There is no shortage of technically feasible remedies to the eurozone's malaise, including a strengthened financial rescue fund, massive secondary-market bond purchases by the European Central Bank and jointly issued bonds.
What is lacking, however, is a broad political compact between eurozone surplus and deficit countries on how to put the bloc on a more solid footing.
Will the first group have to guarantee, one way or another, the debts of weaker deficit countries? Will the latter, as a quid pro quo, accept outsiders second-guessing their budgets submitted to democratically elected parliaments? How will underlying economic imbalances be corrected?

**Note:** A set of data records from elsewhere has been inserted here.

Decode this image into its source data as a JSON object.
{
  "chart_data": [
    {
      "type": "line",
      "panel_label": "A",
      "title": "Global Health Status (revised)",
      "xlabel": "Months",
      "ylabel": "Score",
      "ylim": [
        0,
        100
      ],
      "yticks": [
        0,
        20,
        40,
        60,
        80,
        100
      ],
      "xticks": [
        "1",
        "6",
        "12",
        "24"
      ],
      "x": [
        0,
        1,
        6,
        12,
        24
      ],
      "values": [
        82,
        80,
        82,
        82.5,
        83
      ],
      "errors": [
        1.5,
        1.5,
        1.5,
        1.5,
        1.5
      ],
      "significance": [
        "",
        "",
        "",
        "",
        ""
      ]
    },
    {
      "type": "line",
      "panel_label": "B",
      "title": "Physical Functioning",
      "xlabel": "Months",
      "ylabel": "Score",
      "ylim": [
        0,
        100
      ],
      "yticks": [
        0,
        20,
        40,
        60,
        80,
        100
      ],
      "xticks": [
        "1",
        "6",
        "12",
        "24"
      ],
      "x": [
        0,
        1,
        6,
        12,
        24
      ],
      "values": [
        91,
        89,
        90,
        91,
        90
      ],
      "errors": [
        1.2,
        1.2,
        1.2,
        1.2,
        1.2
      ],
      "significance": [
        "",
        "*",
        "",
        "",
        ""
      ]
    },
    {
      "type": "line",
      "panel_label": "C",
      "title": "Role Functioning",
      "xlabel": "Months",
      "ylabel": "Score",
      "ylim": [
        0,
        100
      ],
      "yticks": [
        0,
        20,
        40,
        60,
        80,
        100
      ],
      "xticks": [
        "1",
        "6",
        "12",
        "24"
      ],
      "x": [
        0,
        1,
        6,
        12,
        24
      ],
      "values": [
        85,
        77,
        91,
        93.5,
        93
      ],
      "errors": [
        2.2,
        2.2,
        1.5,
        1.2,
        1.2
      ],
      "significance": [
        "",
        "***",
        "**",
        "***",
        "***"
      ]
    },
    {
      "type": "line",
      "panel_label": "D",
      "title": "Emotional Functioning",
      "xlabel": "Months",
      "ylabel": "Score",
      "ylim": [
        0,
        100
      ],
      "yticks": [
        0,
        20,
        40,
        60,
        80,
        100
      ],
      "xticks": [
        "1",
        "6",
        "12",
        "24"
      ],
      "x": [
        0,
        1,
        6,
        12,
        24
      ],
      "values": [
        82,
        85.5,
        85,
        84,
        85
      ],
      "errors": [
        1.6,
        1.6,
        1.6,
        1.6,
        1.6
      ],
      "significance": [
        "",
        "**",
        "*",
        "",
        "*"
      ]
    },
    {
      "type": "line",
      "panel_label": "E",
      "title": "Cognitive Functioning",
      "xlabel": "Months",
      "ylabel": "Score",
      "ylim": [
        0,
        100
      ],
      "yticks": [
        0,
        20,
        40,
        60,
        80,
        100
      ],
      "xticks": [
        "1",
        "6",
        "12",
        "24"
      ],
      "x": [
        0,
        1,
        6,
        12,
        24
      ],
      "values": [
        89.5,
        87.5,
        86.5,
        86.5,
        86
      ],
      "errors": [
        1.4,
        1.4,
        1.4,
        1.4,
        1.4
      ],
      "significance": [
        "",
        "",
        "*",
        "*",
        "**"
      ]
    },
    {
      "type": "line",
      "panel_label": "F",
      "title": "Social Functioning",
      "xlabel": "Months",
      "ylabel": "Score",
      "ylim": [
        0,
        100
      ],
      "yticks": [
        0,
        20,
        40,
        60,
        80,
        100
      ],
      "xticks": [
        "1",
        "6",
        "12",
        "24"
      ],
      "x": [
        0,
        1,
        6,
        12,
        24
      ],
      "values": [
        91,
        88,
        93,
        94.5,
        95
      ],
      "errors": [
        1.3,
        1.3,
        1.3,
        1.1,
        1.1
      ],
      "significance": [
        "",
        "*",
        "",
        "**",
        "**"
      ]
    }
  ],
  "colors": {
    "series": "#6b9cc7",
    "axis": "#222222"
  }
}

Fear that Germany, the European Union's traditional paymaster, will ultimately have to foot the bill was one of the factors at play in a rare failed auction of German government bonds on Wednesday.
The Bundesbank had to buy almost half of the 6 billion euros ($8 billion) of bonds on sale as investors went on strike.
KEEP YOUR NERVE
ECB Vice-President Vitor Constancio played down what one analyst called a "disastrous" auction. "Markets often overshoot from time to time," he told an audience in London. "We have to keep our nerve."
But Constancio acknowledged that the architects of the euro had never envisaged the day that buyers for the long-term debt of a eurozone member might suddenly vanish. Apart from Greece, Ireland and Portugal have also been locked out of the bond market. Spain, Italy and now Belgium are paying punitive rates.
What was needed, Constancio said, was deeper fiscal integration and a workable financial rescue mechanism. The details might take a year to implement, but markets would settle down if they saw that politicians were in agreement on the deep reforms required.
"What's important is that the final goals are very clearly explained and are strong and credible," Constancio said.
Not only is a blueprint to prevent new crises still elusive, but banks and governments have yet to agree with Greece how to share the burden of writing off a chunk of Athens's old debts.
But Larry Hatheway, chief economist for UBS's investment bank based in London, said the proposal to wipe out half of the face value of the debt was progress.
Governments had long resisted the principle of a writedown, fearing it could be the thin end of a very long wedge that banks under their jurisdiction could not cope with.
"Now there's an acknowledgement among creditor governments that financial institutions will have to accept a loss on the exposure to certain sovereigns. That's a step forward," he said.
Yet even as crumbling confidence in policymakers drains life from the eurozone economy, demanding immediate action, the history of debt workouts suggests many more steps will be needed before creditors and debtors strike a compromise.
Patrick Butler, a board member of Austria's Raiffeisen International bank, complained about weak political leadership and said the proposed 50 percent haircut for Greece was unlikely to be the end of the story.
As recently as July, governments had blessed a proposal to write down just 21 percent of the net present value of the Greek bonds owned by jettisoned within weeks and actions taken in flat contradiction to the world's private sector banks.
"It is clearly difficult for any investor to have the confidence to put his money at risk when unequivocal statements made by heads of state, finance ministers and central bank governors are jettisoned within weeks and actions taken in flat contradiction to the words," Butler told a financial conference in Moscow.